X-Git-Url: http://gitweb.michael.orlitzky.com/?a=blobdiff_plain;f=mjo%2Feja%2Feja_element_subalgebra.py;h=7bc4b3a9a79c5cae8dbd60db3f63d581d215fc23;hb=9a6de831e947f663cacf56e409e99ec3aa086c62;hp=a26381b12dbe649d5dad9bc0cd056adbb1606f62;hpb=8b85fd74f79fe1eb23e9f04bfd73b7d3cbf9b554;p=sage.d.git

diff --git a/mjo/eja/eja_element_subalgebra.py b/mjo/eja/eja_element_subalgebra.py
index a26381b..7bc4b3a 100644
--- a/mjo/eja/eja_element_subalgebra.py
+++ b/mjo/eja/eja_element_subalgebra.py
@@ -1,4 +1,6 @@
 from sage.matrix.constructor import matrix
+from sage.misc.cachefunc import cached_method
+from sage.rings.all import QQ
 
 from mjo.eja.eja_subalgebra import FiniteDimensionalEuclideanJordanSubalgebra
 
@@ -18,6 +20,19 @@ class FiniteDimensionalEuclideanJordanElementSubalgebra(FiniteDimensionalEuclide
         P = matrix(field, power_vectors)
 
         if orthonormalize_basis == False:
+            # Echelonize the matrix ourselves, because otherwise the
+            # call to P.pivot_rows() below can choose a non-optimal
+            # row-reduction algorithm. In particular, scaling can
+            # help over AA because it avoids the RecursionError that
+            # gets thrown when we have to look too hard for a root.
+            #
+            # Beware: QQ supports an entirely different set of "algorithm"

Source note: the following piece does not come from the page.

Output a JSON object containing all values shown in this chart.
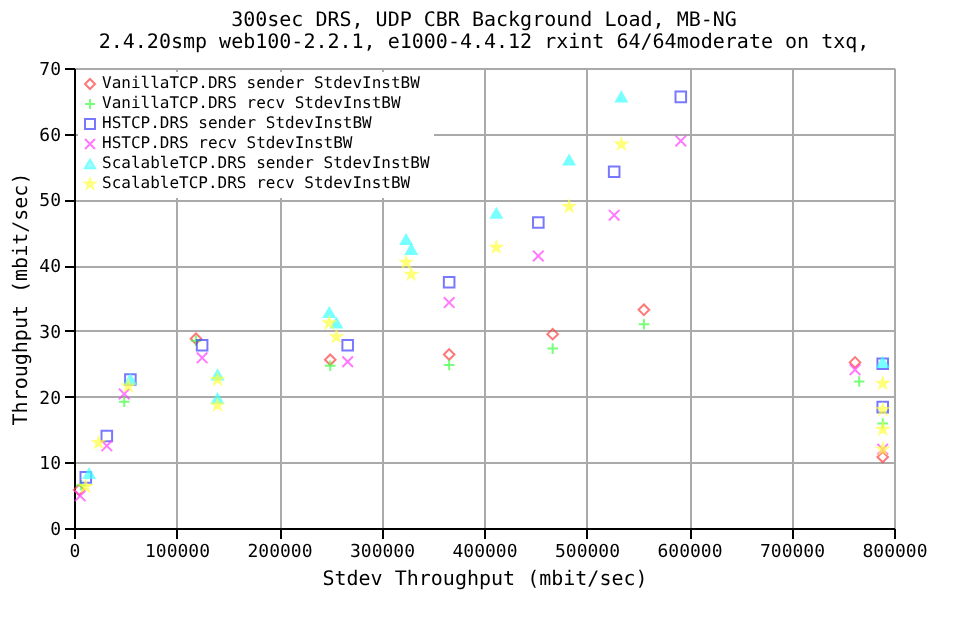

+            # keywords than do AA and RR.
+            algo = None
+            if field is not QQ:
+                algo = "scaled_partial_pivoting"
+            P.echelonize(algorithm=algo)
+
             # In this case, we just need to figure out which elements
             # of the "powers" list are redundant... First compute the
             # vector subspace spanned by the powers of the given
@@ -28,7 +43,6 @@ class FiniteDimensionalEuclideanJordanElementSubalgebra(FiniteDimensionalEuclide
 
             # Pick those out of the list of all powers.
             superalgebra_basis = tuple(map(powers.__getitem__, ind_rows))
-            basis_vectors = map(power_vectors.__getitem__, ind_rows)
         else:
             # If we're going to orthonormalize the basis anyway, we
             # might as well just do Gram-Schmidt on the whole list of
@@ -58,6 +72,7 @@ class FiniteDimensionalEuclideanJordanElementSubalgebra(FiniteDimensionalEuclide
         self.rank.set_cache(self.dimension())
 
 
+    @cached_method
     def one(self):
         """
         Return the multiplicative identity element of this algebra.
@@ -65,7 +80,7 @@ class FiniteDimensionalEuclideanJordanElementSubalgebra(FiniteDimensionalEuclide
         The superclass method computes the identity element, which is
         beyond overkill in this case: the superalgebra identity
         restricted to this algebra is its identity. Note that we can't
-        count on the first basis element being the identity -- it migth
+        count on the first basis element being the identity -- it might
         have been scaled if we orthonormalized the basis.
 
         SETUP::
@@ -131,12 +146,6 @@ class FiniteDimensionalEuclideanJordanElementSubalgebra(FiniteDimensionalEuclide
         """
         if self.dimension() == 0:
             return self.zero()
-        else:
-            sa_one = self.superalgebra().one().to_vector()
-            # The extra hackery is because foo.to_vector() might not
-            # live in foo.parent().vector_space()!
-            coords = sum( a*b for (a,b)
-                          in zip(sa_one,
-                                 self.superalgebra().vector_space().basis()) )
-            return self.from_vector(self.vector_space().coordinate_vector(coords))
+
+        return self(self.superalgebra().one())